Kuzey Amerika’dan Almanya’ya, Kamboçya’dan Ruanda’ya, Filistin’den Irak’a kitle katliamı haksızdır. Amerikalılar kimin suçlu olduğunu ararken, kurbanları suçlayamayız. Evet, birçok oyuncu vardır ve soykırıma göz yuman birçok hükümet vardır fakat onlardan daha iyi olduğumuzla nasıl övünürüz? Tüm bu insanlığa karşı suçlara ortak olmayı bırakmalı değil miyiz? Yapmamız gereken yegane şey, imzalanan uluslararası anlaşmalar dahil kanunlarımıza bağlı kalmaktır. Irak ve Afganistan’daki kanun dışı işgalimize son vermeli ve Filistin toprağının yasal olmayan işgali için silah ve para vermeyi durdurmalıyız. İsrail İşgal Kuvvetleri tarafından 16 Mart 2003’te Refah’ta katledilen 23 yaşındaki Amerikalı kolej öğrencisi Rachel Corrie’nin dediği gibi:



“… Sadece anneme yazmak istedim ve ona kronik, sinsi bir soykırıma şahit olduğumu anlatmak istedim.

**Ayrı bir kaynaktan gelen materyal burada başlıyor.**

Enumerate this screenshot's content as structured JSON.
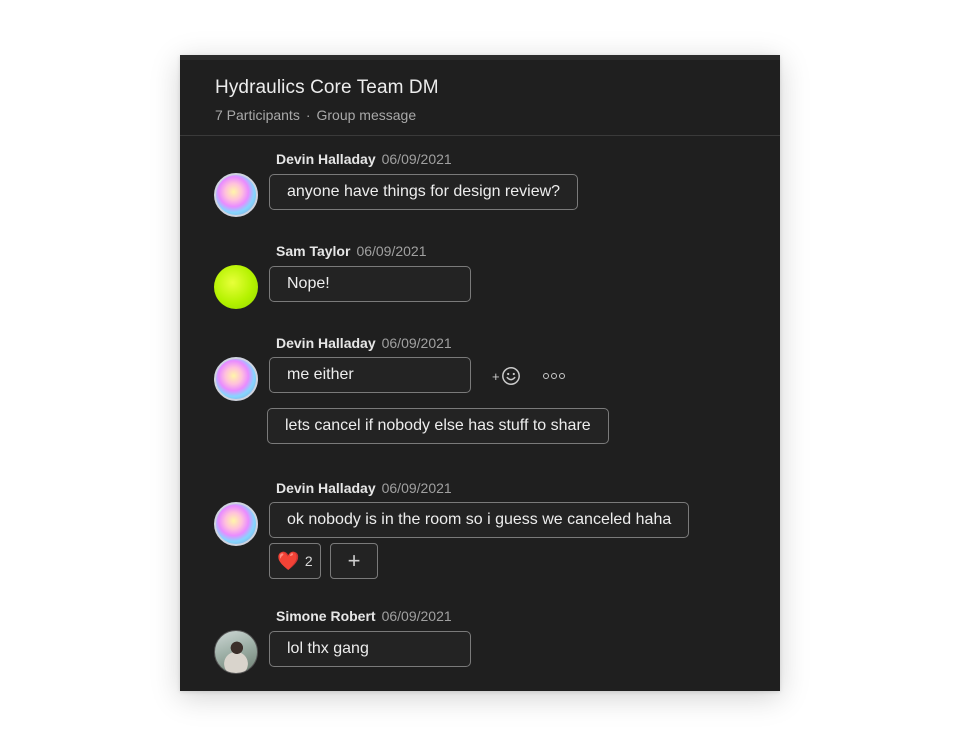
{
  "conversation": {
    "title": "Hydraulics Core Team DM",
    "participants": "7 Participants",
    "separator": "·",
    "type": "Group message"
  },
  "messages": [
    {
      "author": "Devin Halladay",
      "date": "06/09/2021",
      "bubbles": [
        "anyone have things for design review?"
      ]
    },
    {
      "author": "Sam Taylor",
      "date": "06/09/2021",
      "bubbles": [
        "Nope!"
      ]
    },
    {
      "author": "Devin Halladay",
      "date": "06/09/2021",
      "bubbles": [
        "me either",
        "lets cancel if nobody else has stuff to share"
      ]
    },
    {
      "author": "Devin Halladay",
      "date": "06/09/2021",
      "bubbles": [
        "ok nobody is in the room so i guess we canceled haha"
      ],
      "reactions": [
        {
          "emoji": "❤️",
          "icon": "heart-icon",
          "count": "2"
        }
      ],
      "add_reaction_label": "+"
    },
    {
      "author": "Simone Robert",
      "date": "06/09/2021",
      "bubbles": [
        "lol thx gang"
      ]
    }
  ],
  "hover_actions": {
    "add_reaction_icon": "add-emoji-icon",
    "more_icon": "more-options-icon"
  }
}
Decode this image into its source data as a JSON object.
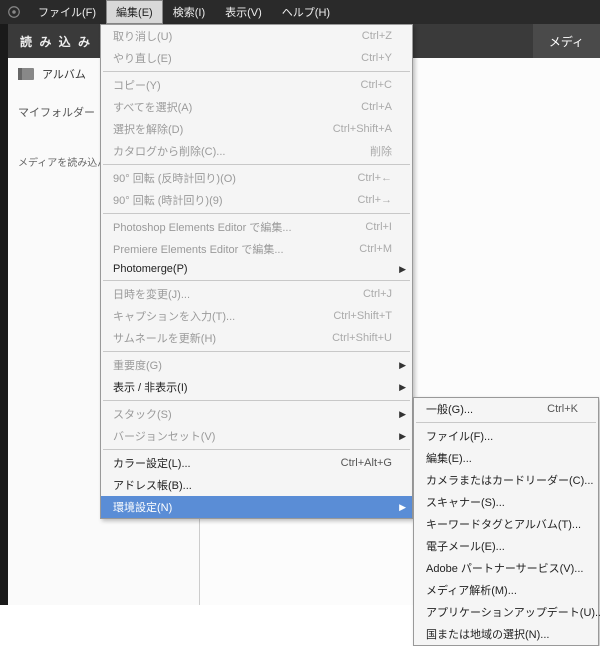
{
  "topmenu": {
    "items": [
      "ファイル(F)",
      "編集(E)",
      "検索(I)",
      "表示(V)",
      "ヘルプ(H)"
    ],
    "active_index": 1
  },
  "toolbar": {
    "import_label": "読 み 込 み",
    "media_tab": "メディ"
  },
  "sidebar": {
    "album": "アルバム",
    "myfolder": "マイフォルダー",
    "message": "メディアを読み込んでし\n表示す"
  },
  "menu": {
    "groups": [
      [
        {
          "label": "取り消し(U)",
          "shortcut": "Ctrl+Z",
          "disabled": true
        },
        {
          "label": "やり直し(E)",
          "shortcut": "Ctrl+Y",
          "disabled": true
        }
      ],
      [
        {
          "label": "コピー(Y)",
          "shortcut": "Ctrl+C",
          "disabled": true
        },
        {
          "label": "すべてを選択(A)",
          "shortcut": "Ctrl+A",
          "disabled": true
        },
        {
          "label": "選択を解除(D)",
          "shortcut": "Ctrl+Shift+A",
          "disabled": true
        },
        {
          "label": "カタログから削除(C)...",
          "shortcut": "削除",
          "disabled": true
        }
      ],
      [
        {
          "label": "90° 回転 (反時計回り)(O)",
          "shortcut": "Ctrl+←",
          "disabled": true
        },
        {
          "label": "90° 回転 (時計回り)(9)",
          "shortcut": "Ctrl+→",
          "disabled": true
        }
      ],
      [
        {
          "label": "Photoshop Elements Editor で編集...",
          "shortcut": "Ctrl+I",
          "disabled": true
        },
        {
          "label": "Premiere Elements Editor で編集...",
          "shortcut": "Ctrl+M",
          "disabled": true
        },
        {
          "label": "Photomerge(P)",
          "submenu": true
        }
      ],
      [
        {
          "label": "日時を変更(J)...",
          "shortcut": "Ctrl+J",
          "disabled": true
        },
        {
          "label": "キャプションを入力(T)...",
          "shortcut": "Ctrl+Shift+T",
          "disabled": true
        },
        {
          "label": "サムネールを更新(H)",
          "shortcut": "Ctrl+Shift+U",
          "disabled": true
        }
      ],
      [
        {
          "label": "重要度(G)",
          "submenu": true,
          "disabled": true
        },
        {
          "label": "表示 / 非表示(I)",
          "submenu": true
        }
      ],
      [
        {
          "label": "スタック(S)",
          "submenu": true,
          "disabled": true
        },
        {
          "label": "バージョンセット(V)",
          "submenu": true,
          "disabled": true
        }
      ],
      [
        {
          "label": "カラー設定(L)...",
          "shortcut": "Ctrl+Alt+G"
        },
        {
          "label": "アドレス帳(B)..."
        },
        {
          "label": "環境設定(N)",
          "submenu": true,
          "highlight": true
        }
      ]
    ]
  },
  "submenu": {
    "groups": [
      [
        {
          "label": "一般(G)...",
          "shortcut": "Ctrl+K"
        }
      ],
      [
        {
          "label": "ファイル(F)..."
        },
        {
          "label": "編集(E)..."
        },
        {
          "label": "カメラまたはカードリーダー(C)..."
        },
        {
          "label": "スキャナー(S)..."
        },
        {
          "label": "キーワードタグとアルバム(T)..."
        },
        {
          "label": "電子メール(E)..."
        },
        {
          "label": "Adobe パートナーサービス(V)..."
        },
        {
          "label": "メディア解析(M)..."
        },
        {
          "label": "アプリケーションアップデート(U)..."
        },
        {
          "label": "国または地域の選択(N)..."
        }
      ]
    ]
  }
}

Gerçekten çok korkuyorum ve insan doğasının iyiliğiyle ilgili temel inancımı sorguluyor. Bu durmak zorunda. Bence her şeyi bırakıp bunun durdurulması için hayatımızı adamak yapılacak en iyi iş. Sanmıyorum ki artık bu yapılacak aşırı bir şey olsun. Hala Pat Banatar şarkılarıyla dans etmek istiyorum, erkek arkadaşlarım olsun ve iş arkadaşlarıma şaklabanlıklar yapayım. Fakat bunun da durmasını istiyorum. İnanamıyorum ve dehşet içindeyim. Ümidim kırıldı. Dünyamızın temel gerçekliğinin bu olduğundan ve gerçekte bizim buna ortak olduğumuzdan dolayı hayal kırıklığı içerisindeyim. Buradaki insanların bu dünyaya geldiklerinde istedikleri bu değildi… Yani eğer deli gibi görünürsem ya da İsrail ordusu beyazlara zarar vermeme yönündeki ırkçı eğiliminden vazgeçerse, lütfen suçu iki kere, dolaylı olarak benim de desteklediğim ve hükümetinin büyük ölçüde sorumlu olduğu bir soykırım ortasında olduğum gerçeğinde arayın”.

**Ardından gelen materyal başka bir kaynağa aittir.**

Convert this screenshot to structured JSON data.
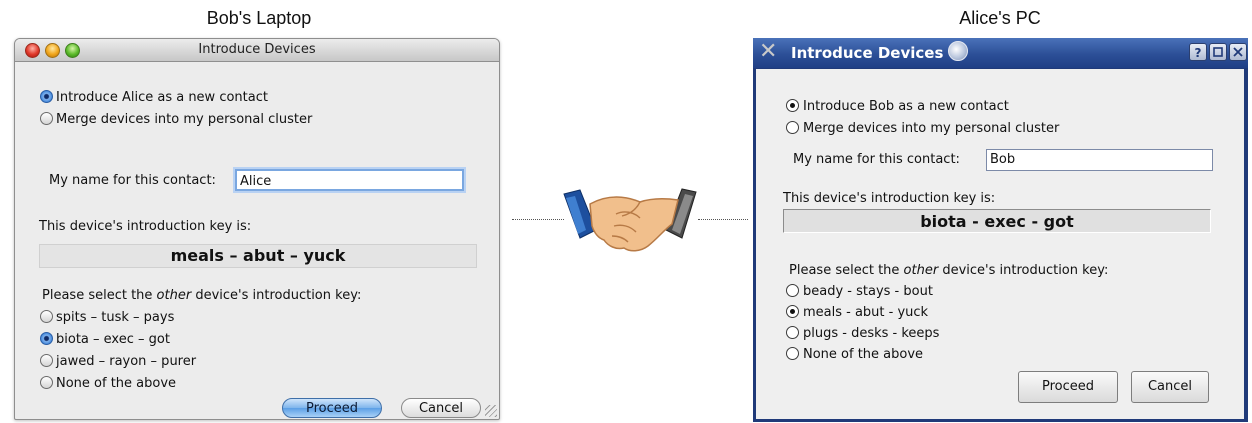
{
  "captions": {
    "left": "Bob's Laptop",
    "right": "Alice's PC"
  },
  "mac_window": {
    "title": "Introduce Devices",
    "mode_options": [
      "Introduce Alice as a new contact",
      "Merge devices into my personal cluster"
    ],
    "mode_selected": 0,
    "name_label": "My name for this contact:",
    "name_value": "Alice",
    "key_label": "This device's introduction key is:",
    "key_value": "meals – abut – yuck",
    "select_label_pre": "Please select the ",
    "select_label_em": "other",
    "select_label_post": " device's introduction key:",
    "key_options": [
      "spits – tusk – pays",
      "biota – exec – got",
      "jawed – rayon – purer",
      "None of the above"
    ],
    "key_selected": 1,
    "proceed_label": "Proceed",
    "cancel_label": "Cancel"
  },
  "kde_window": {
    "title": "Introduce Devices",
    "help_glyph": "?",
    "mode_options": [
      "Introduce Bob as a new contact",
      "Merge devices into my personal cluster"
    ],
    "mode_selected": 0,
    "name_label": "My name for this contact:",
    "name_value": "Bob",
    "key_label": "This device's introduction key is:",
    "key_value": "biota - exec - got",
    "select_label_pre": "Please select the ",
    "select_label_em": "other",
    "select_label_post": " device's introduction key:",
    "key_options": [
      "beady - stays - bout",
      "meals - abut - yuck",
      "plugs - desks - keeps",
      "None of the above"
    ],
    "key_selected": 1,
    "proceed_label": "Proceed",
    "cancel_label": "Cancel"
  },
  "colors": {
    "mac_accent": "#5b9fe6",
    "kde_titlebar": "#2c4f97"
  }
}
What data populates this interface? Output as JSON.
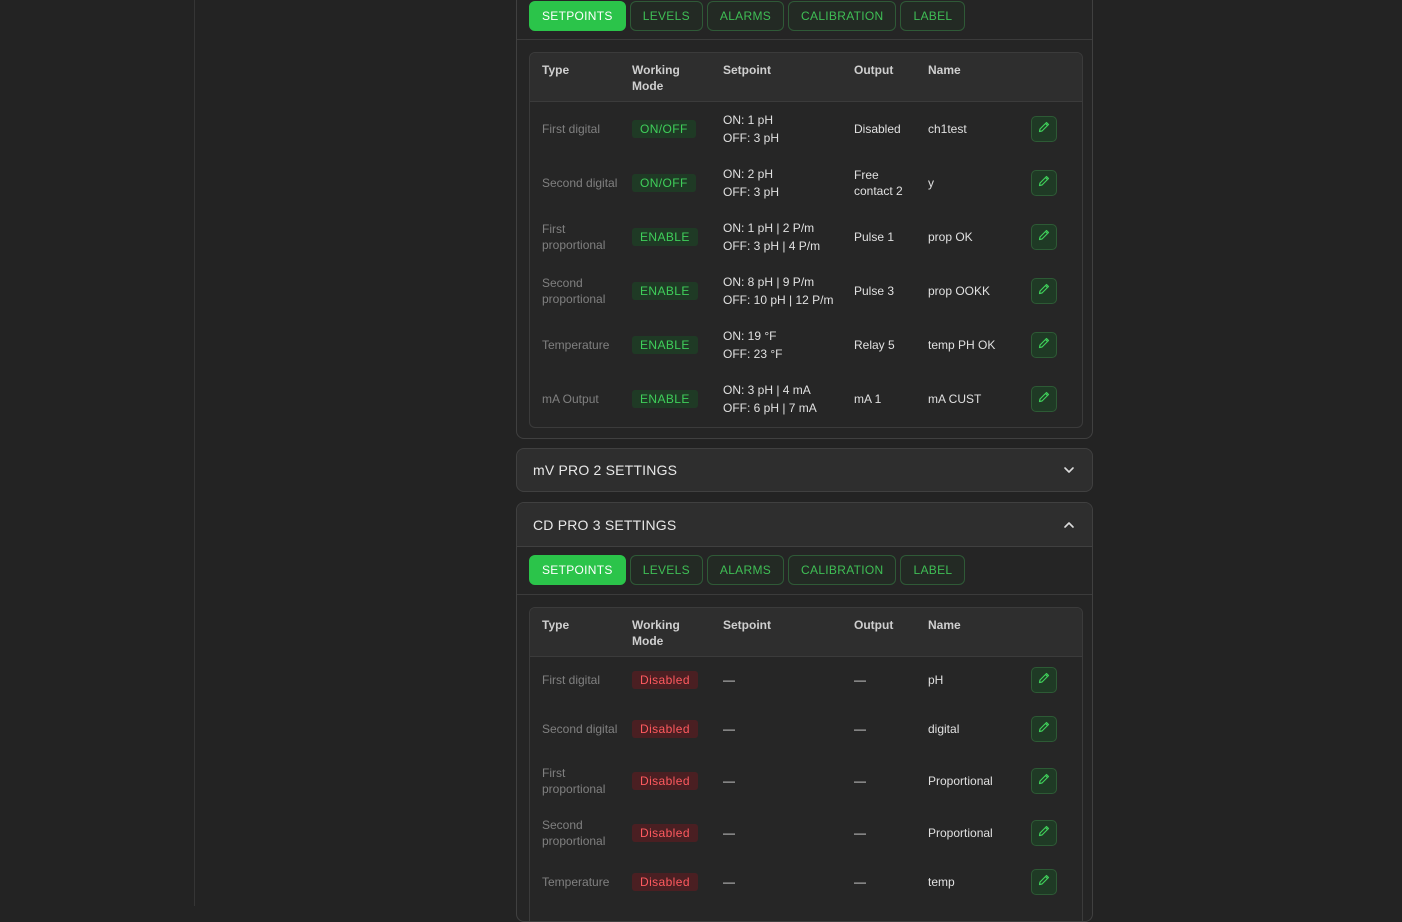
{
  "panel_top": {
    "tabs": [
      "SETPOINTS",
      "LEVELS",
      "ALARMS",
      "CALIBRATION",
      "LABEL"
    ],
    "active_tab": "SETPOINTS",
    "columns": {
      "type": "Type",
      "mode": "Working Mode",
      "setpoint": "Setpoint",
      "output": "Output",
      "name": "Name"
    },
    "rows": [
      {
        "type": "First digital",
        "mode": "ON/OFF",
        "sp_on": "ON: 1 pH",
        "sp_off": "OFF: 3 pH",
        "output": "Disabled",
        "name": "ch1test"
      },
      {
        "type": "Second digital",
        "mode": "ON/OFF",
        "sp_on": "ON: 2 pH",
        "sp_off": "OFF: 3 pH",
        "output": "Free contact 2",
        "name": "y"
      },
      {
        "type": "First proportional",
        "mode": "ENABLE",
        "sp_on": "ON: 1 pH | 2 P/m",
        "sp_off": "OFF: 3 pH | 4 P/m",
        "output": "Pulse 1",
        "name": "prop OK"
      },
      {
        "type": "Second proportional",
        "mode": "ENABLE",
        "sp_on": "ON: 8 pH | 9 P/m",
        "sp_off": "OFF: 10 pH | 12 P/m",
        "output": "Pulse 3",
        "name": "prop OOKK"
      },
      {
        "type": "Temperature",
        "mode": "ENABLE",
        "sp_on": "ON: 19 °F",
        "sp_off": "OFF: 23 °F",
        "output": "Relay 5",
        "name": "temp PH OK"
      },
      {
        "type": "mA Output",
        "mode": "ENABLE",
        "sp_on": "ON: 3 pH | 4 mA",
        "sp_off": "OFF: 6 pH | 7 mA",
        "output": "mA 1",
        "name": "mA CUST"
      }
    ]
  },
  "mv_section": {
    "title": "mV PRO 2 SETTINGS",
    "expanded": false
  },
  "cd_section": {
    "title": "CD PRO 3 SETTINGS",
    "expanded": true,
    "tabs": [
      "SETPOINTS",
      "LEVELS",
      "ALARMS",
      "CALIBRATION",
      "LABEL"
    ],
    "active_tab": "SETPOINTS",
    "columns": {
      "type": "Type",
      "mode": "Working Mode",
      "setpoint": "Setpoint",
      "output": "Output",
      "name": "Name"
    },
    "rows": [
      {
        "type": "First digital",
        "mode": "Disabled",
        "setpoint": "—",
        "output": "—",
        "name": "pH"
      },
      {
        "type": "Second digital",
        "mode": "Disabled",
        "setpoint": "—",
        "output": "—",
        "name": "digital"
      },
      {
        "type": "First proportional",
        "mode": "Disabled",
        "setpoint": "—",
        "output": "—",
        "name": "Proportional"
      },
      {
        "type": "Second proportional",
        "mode": "Disabled",
        "setpoint": "—",
        "output": "—",
        "name": "Proportional"
      },
      {
        "type": "Temperature",
        "mode": "Disabled",
        "setpoint": "—",
        "output": "—",
        "name": "temp"
      }
    ]
  },
  "colors": {
    "accent": "#2bc44a",
    "danger": "#ff5a5f",
    "background": "#232323"
  },
  "icons": {
    "edit": "pencil-icon",
    "collapse": "chevron-up-icon",
    "expand": "chevron-down-icon"
  }
}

Lütfen onun cesur bilgeliğine kulak verelim ve bu kanunsuz işgali durduralım. Eğer başaramazsak, bir dahaki sefer birileri Amerikan binalarına uçaklar çarptırdığında, cahilce, “Neden bizden nefret ediyorlar?” diye sormayalım.

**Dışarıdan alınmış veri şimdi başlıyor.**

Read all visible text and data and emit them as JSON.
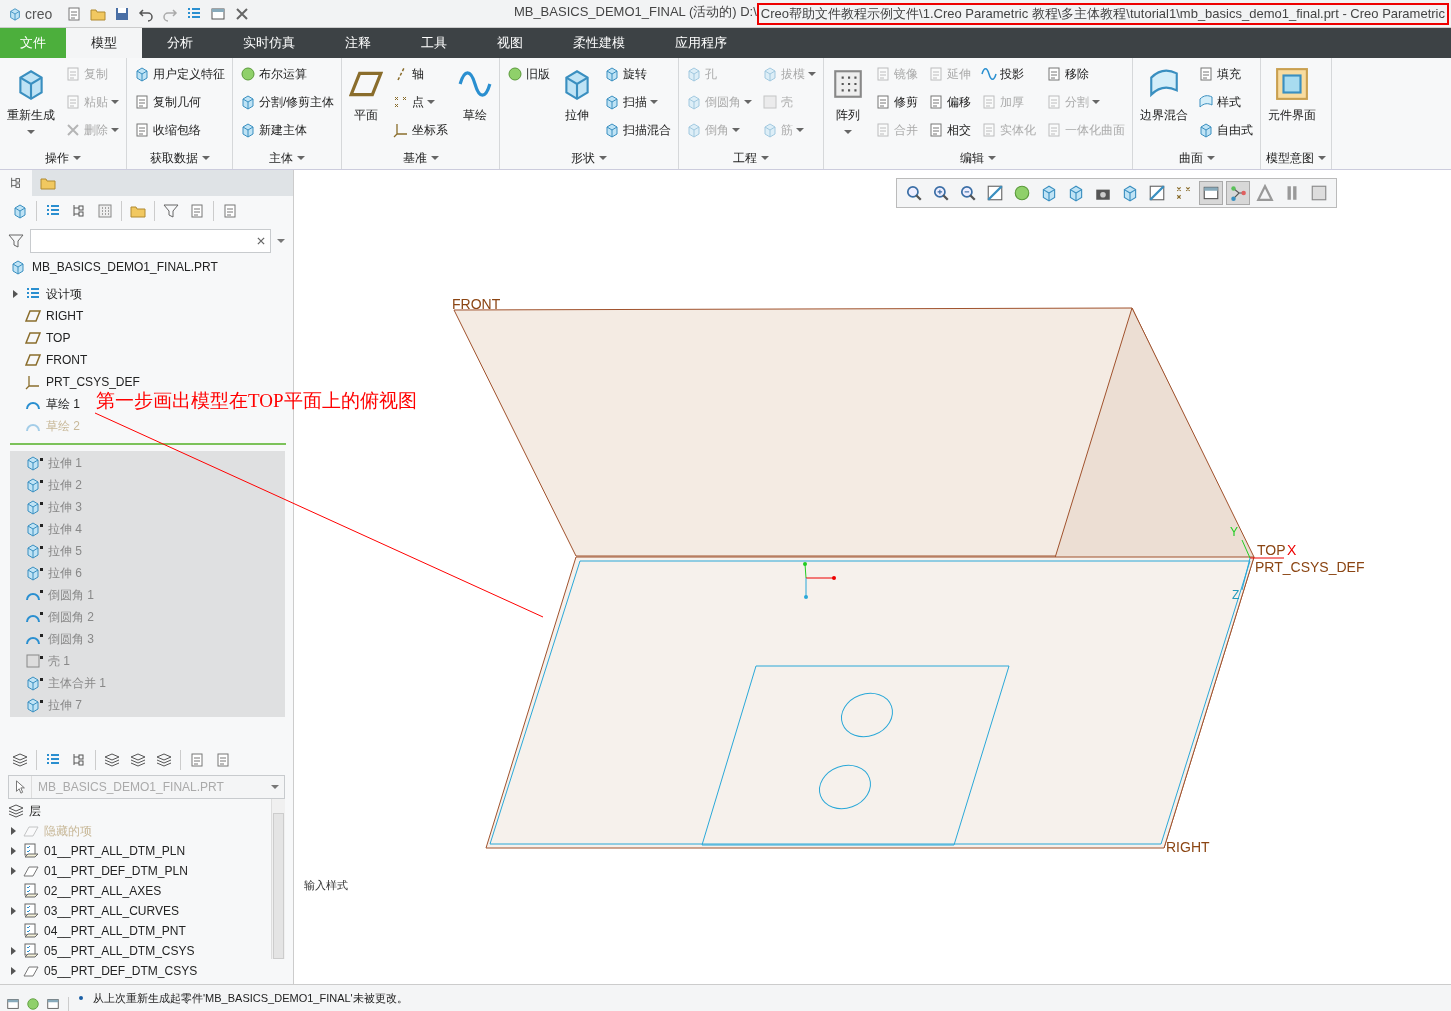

Dahlia Wasfi, 1975’te Birleşik Devletler’de doğdu. Annesi Amerikan Yahudi ve Babası Iraklı Müslüman. 1997’de Pennsylvania Üniversitesi’nden tıp eğitimi aldı. Dr. Wasfi, Amerikan güçlerinin Irak’tan koşulsuz çıkmasını ve “Nil’den Fırat’a” işgalin durdurulmasını istemektedir.